Current and Historical Methane Levels Graph

At some point people are going to have to start realizing the correlation between GHG and population.
 
The natural gas industry would have us believe all their pipelines are tight as could be ... yeah, right ...

The good news is methane is a very short lived species of greenhouse gas ... it will have to be continuously emitted over decades and decades to have any effect on climate ... it breaks down into carbon dioxide and water vapor in our oxygen rich atmosphere ...
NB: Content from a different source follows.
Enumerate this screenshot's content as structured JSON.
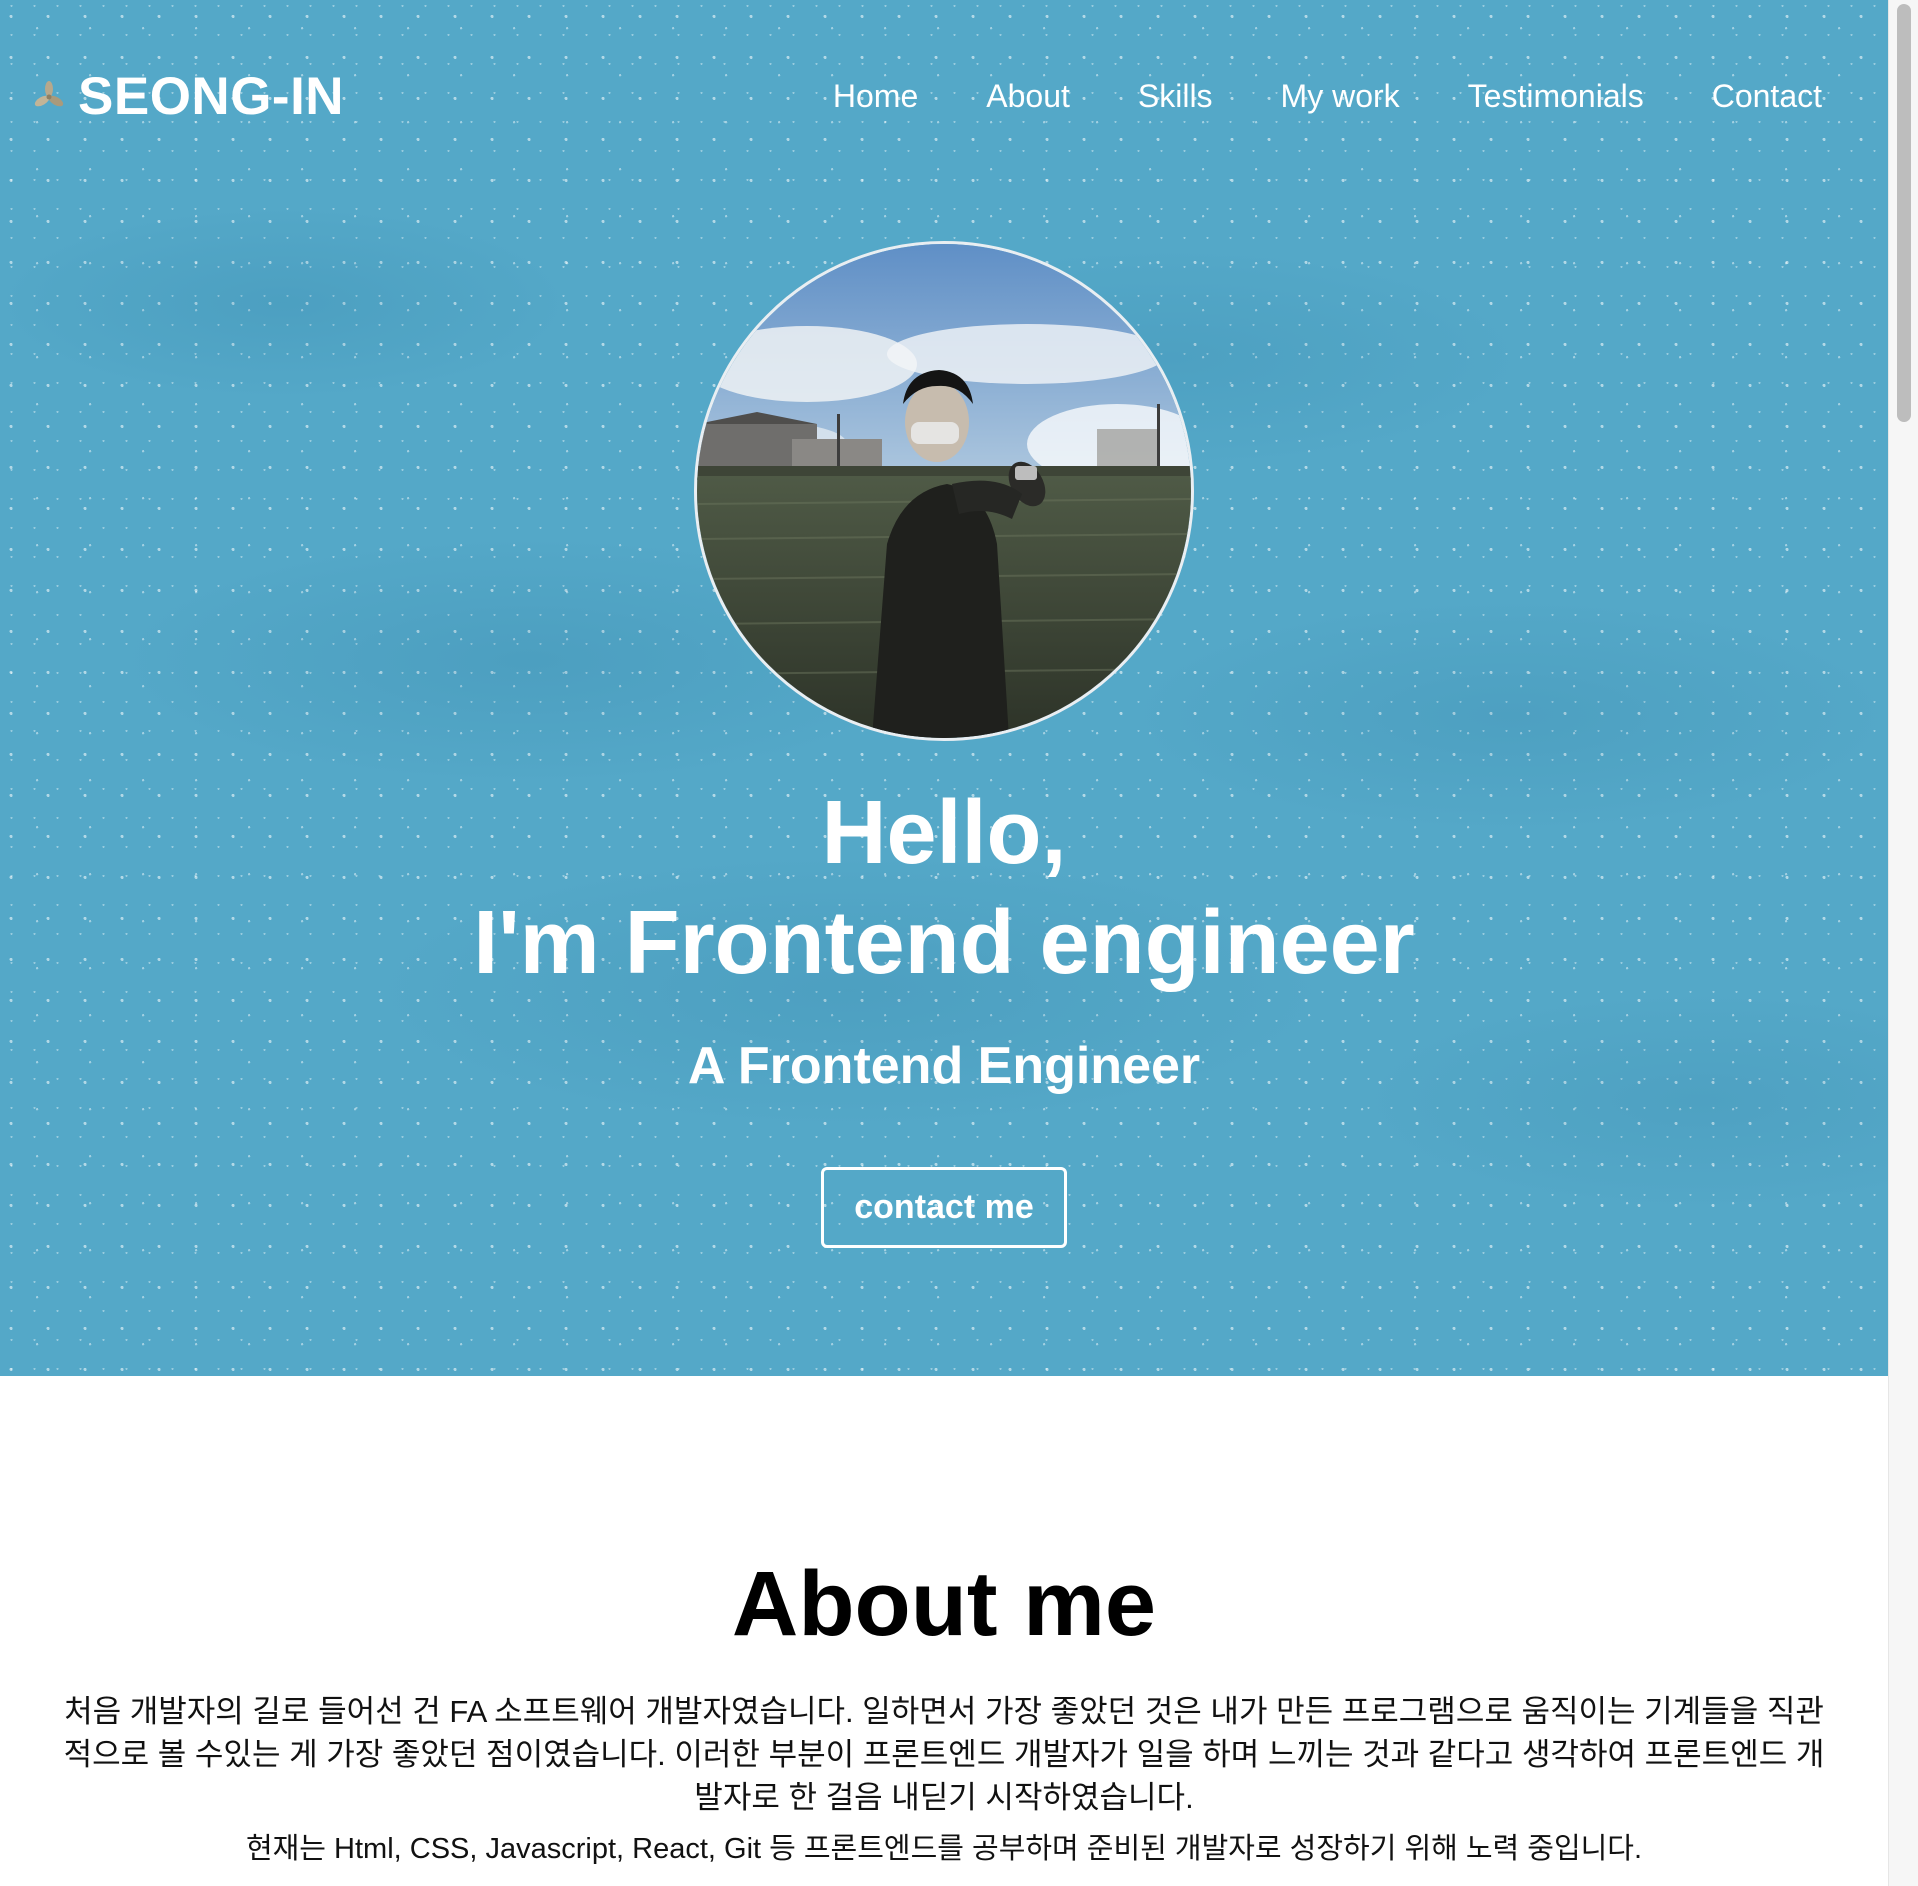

Cows do not fart methane, that's an urban myth ... they're ruminants and the methane is belched out of their first stomach ... just to clear up that common misconception ... you're welcome ...
Why yes, it does break down to CO2 and water vapor in the atmosphere, both green house gases. Also, as you stated, it has to continuously emitted at a rate that equals or exceeds the breakdown rate to maintain or increase the level in the atmosphere. So, is that happening? Here is the graph of the levels of CH4 atmosphere over time;

methane1.png
 
Why yes, it does break down to CO2 and water vapor in the atmosphere, both green house gases. Also, as you stated, it has to continuously emitted at a rate that equals or exceeds the breakdown rate to maintain or increase the level in the atmosphere. So, is that happening? Here is the graph of the levels of CH4 atmosphere over time;

methane1.png

Looks like 1.4 ppm in 1970 ... 1.8 ppm in 2020 ... an increase of 0.4 ppm ... if CH4 is 25 times the GHG as CO2 {Cite}, this is the same as 10 ppm CO2 ... at this rate, CO2 is still the dominate species among the two as it has increase almost 100 ppm in the same time interval ... I'm ignoring water vapor here mainly because we have different physics going on with that which is completely out of our control ... CO2 and CH4 are controllable ...
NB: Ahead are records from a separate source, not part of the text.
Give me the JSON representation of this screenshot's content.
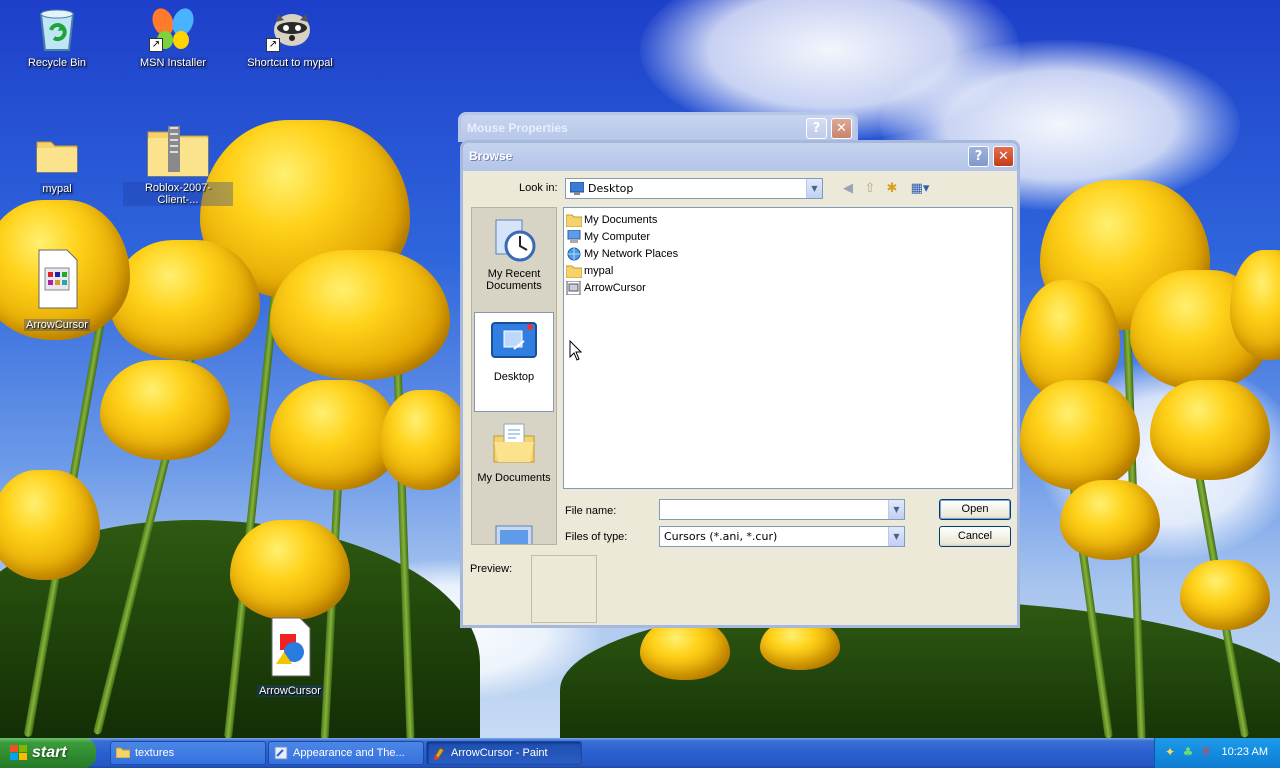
{
  "desktop": {
    "icons": [
      {
        "label": "Recycle Bin",
        "icon": "recycle-bin-icon"
      },
      {
        "label": "MSN Installer",
        "icon": "msn-butterfly-icon"
      },
      {
        "label": "Shortcut to mypal",
        "icon": "raccoon-icon"
      },
      {
        "label": "mypal",
        "icon": "folder-icon"
      },
      {
        "label": "Roblox-2007-Client-...",
        "icon": "zip-folder-icon"
      },
      {
        "label": "ArrowCursor",
        "icon": "cursor-file-icon"
      },
      {
        "label": "ArrowCursor",
        "icon": "paint-file-icon"
      }
    ]
  },
  "mouse_properties": {
    "title": "Mouse Properties"
  },
  "browse": {
    "title": "Browse",
    "help_symbol": "?",
    "close_symbol": "✕",
    "look_in_label": "Look in:",
    "look_in_value": "Desktop",
    "places": [
      {
        "label": "My Recent Documents",
        "icon": "recent-documents-icon"
      },
      {
        "label": "Desktop",
        "icon": "desktop-icon"
      },
      {
        "label": "My Documents",
        "icon": "my-documents-icon"
      }
    ],
    "files": [
      {
        "name": "My Documents",
        "icon": "folder-icon"
      },
      {
        "name": "My Computer",
        "icon": "computer-icon"
      },
      {
        "name": "My Network Places",
        "icon": "network-icon"
      },
      {
        "name": "mypal",
        "icon": "folder-icon"
      },
      {
        "name": "ArrowCursor",
        "icon": "cursor-file-icon"
      }
    ],
    "file_name_label": "File name:",
    "file_name_value": "",
    "files_of_type_label": "Files of type:",
    "files_of_type_value": "Cursors (*.ani, *.cur)",
    "open_label": "Open",
    "cancel_label": "Cancel",
    "preview_label": "Preview:"
  },
  "taskbar": {
    "start_label": "start",
    "tasks": [
      {
        "label": "textures",
        "icon": "folder-icon"
      },
      {
        "label": "Appearance and The...",
        "icon": "control-panel-icon"
      },
      {
        "label": "ArrowCursor - Paint",
        "icon": "paint-icon"
      }
    ],
    "clock": "10:23 AM"
  },
  "colors": {
    "xp_blue": "#2a5fcf",
    "start_green": "#2f8a2f",
    "dialog_bg": "#ece9d8"
  }
}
CH4's contribution isn't trivial ... but it is small compared to CO2's contribution ... I agree the crap is best left in the ground ...

We still haven't been able to connect these concentrations to temperature in a numerical fashion ... if you can't produce the math, then it's conjecture ...
 
Thank you for posting THE EXACT SAME GRAPH from two posts up ... damn, I would have forgotten if you weren't so helpful ... I am indeed grateful ... [stifles a sob] ... just like my dearly departed mother did for me all those years and decades ago ...
 
Oh ... there's a link ... talk about a click-bait headline ...
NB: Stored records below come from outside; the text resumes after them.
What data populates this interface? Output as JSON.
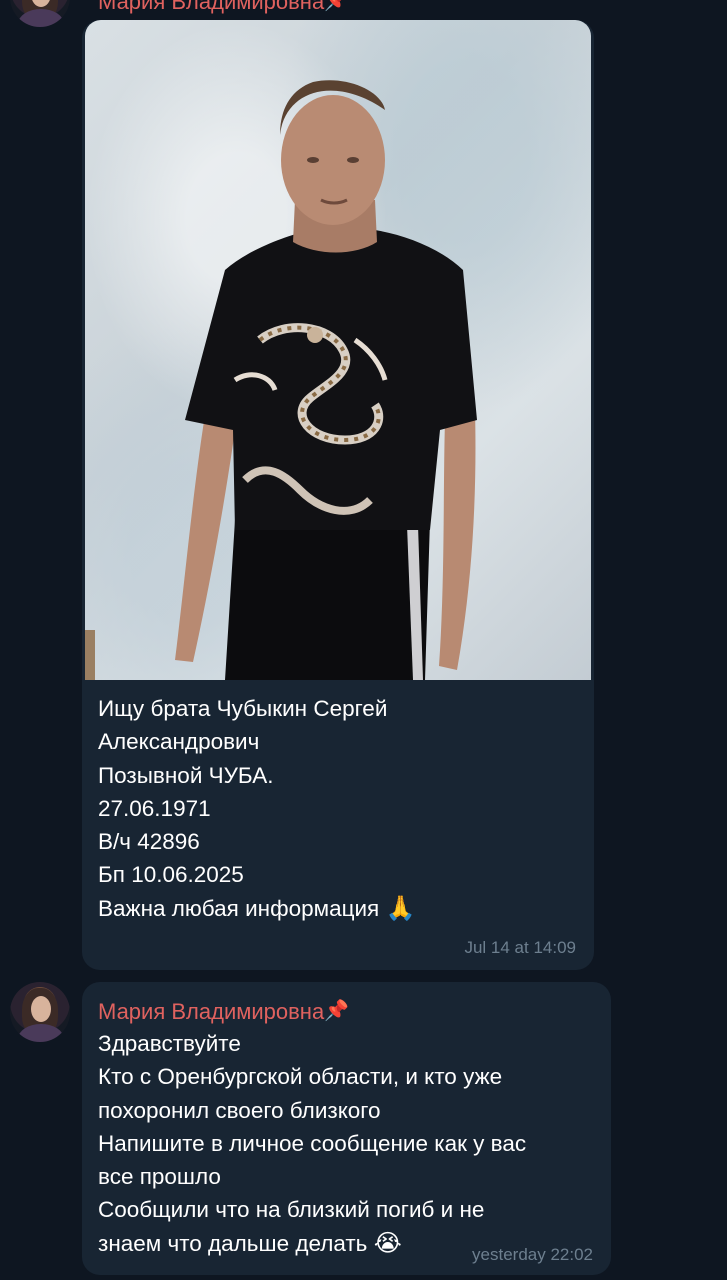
{
  "messages": [
    {
      "sender": "Мария Владимировна",
      "sender_suffix_icon": "pushpin-icon",
      "has_photo": true,
      "lines": [
        "Ищу брата Чубыкин Сергей",
        "Александрович",
        "Позывной ЧУБА.",
        "27.06.1971",
        "В/ч 42896",
        "Бп 10.06.2025",
        "Важна любая информация"
      ],
      "trailing_emoji": "🙏",
      "time": "Jul 14 at 14:09"
    },
    {
      "sender": "Мария Владимировна",
      "sender_suffix_icon": "pushpin-icon",
      "lines": [
        "Здравствуйте",
        "Кто с Оренбургской области, и кто уже",
        "похоронил своего близкого",
        "Напишите в личное сообщение как у вас",
        "все прошло",
        "Сообщили что на близкий погиб и не",
        "знаем что дальше делать"
      ],
      "trailing_emoji": "😭",
      "time": "yesterday 22:02"
    }
  ],
  "pin_glyph": "📌",
  "colors": {
    "background": "#0e1621",
    "bubble": "#182533",
    "sender_name": "#e0625f",
    "timestamp": "#6d7f8f",
    "text": "#ffffff"
  }
}
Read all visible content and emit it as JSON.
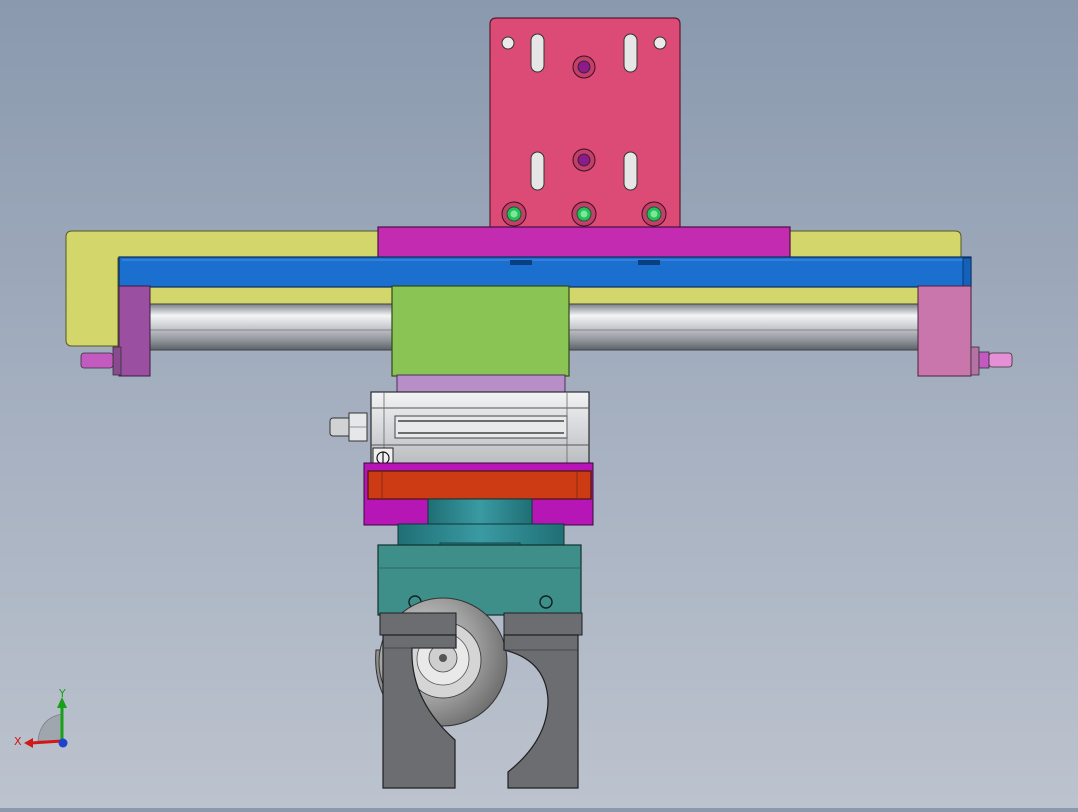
{
  "triad": {
    "x_label": "X",
    "y_label": "Y",
    "x_color": "#d01818",
    "y_color": "#18a018",
    "z_color": "#2040d0"
  },
  "colors": {
    "mount_plate": "#dc4a76",
    "mount_bar": "#c32bb0",
    "frame_yellow": "#d3d66a",
    "beam_blue": "#1a6fcf",
    "end_left": "#9b4fa0",
    "end_right": "#c876ac",
    "carriage_green": "#8ac455",
    "adapter_lilac": "#b88ec8",
    "cylinder_silver": "#d8dadc",
    "flange_orange": "#cc3b14",
    "flange_magenta": "#b516b5",
    "rotary_teal": "#2c8a92",
    "gripper_body": "#3e8f8a",
    "jaw_gray": "#6b6d70",
    "part_disk": "#9a9a9a",
    "port_green": "#22c25a",
    "port_purple": "#8b1a8b"
  }
}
Over a 20-year time frame, methane traps 86 times as much heat in the atmosphere as carbon dioxide.

NOAA gives this as 25 times in the cite a few posts above ... which do we believe? ... well, the folks that say 86 times haven't a clue where the methane's coming from ...

You posted the link ... did you read it with a critical eye? ... you kinda own this claim now, care to defend why the atmospheric scientists at NOAA are so crazy batshit wrong? ... and the floor is open, I have no idea what the true value is ... convince me it's 86 times ... if the math works, I'll believe you ...
 
Another new study, however, offers some measure of hope, citing modeling that shows that reducing anthropogenic methane emissions can still offset the “natural” leakage that the thawing Arctic will produce under warmer temperatures. If true, it would suggest that a disastrous feedback loop—in which human-driven greenhouse gas emissions melt the planet’s permafrost, turning it from a vast carbon storage unit into a huge new source of planet-warming methane, driving further warming—might yet be averted. But scientists also say the time available for avoiding that runaway-train scenario is quickly disappearing.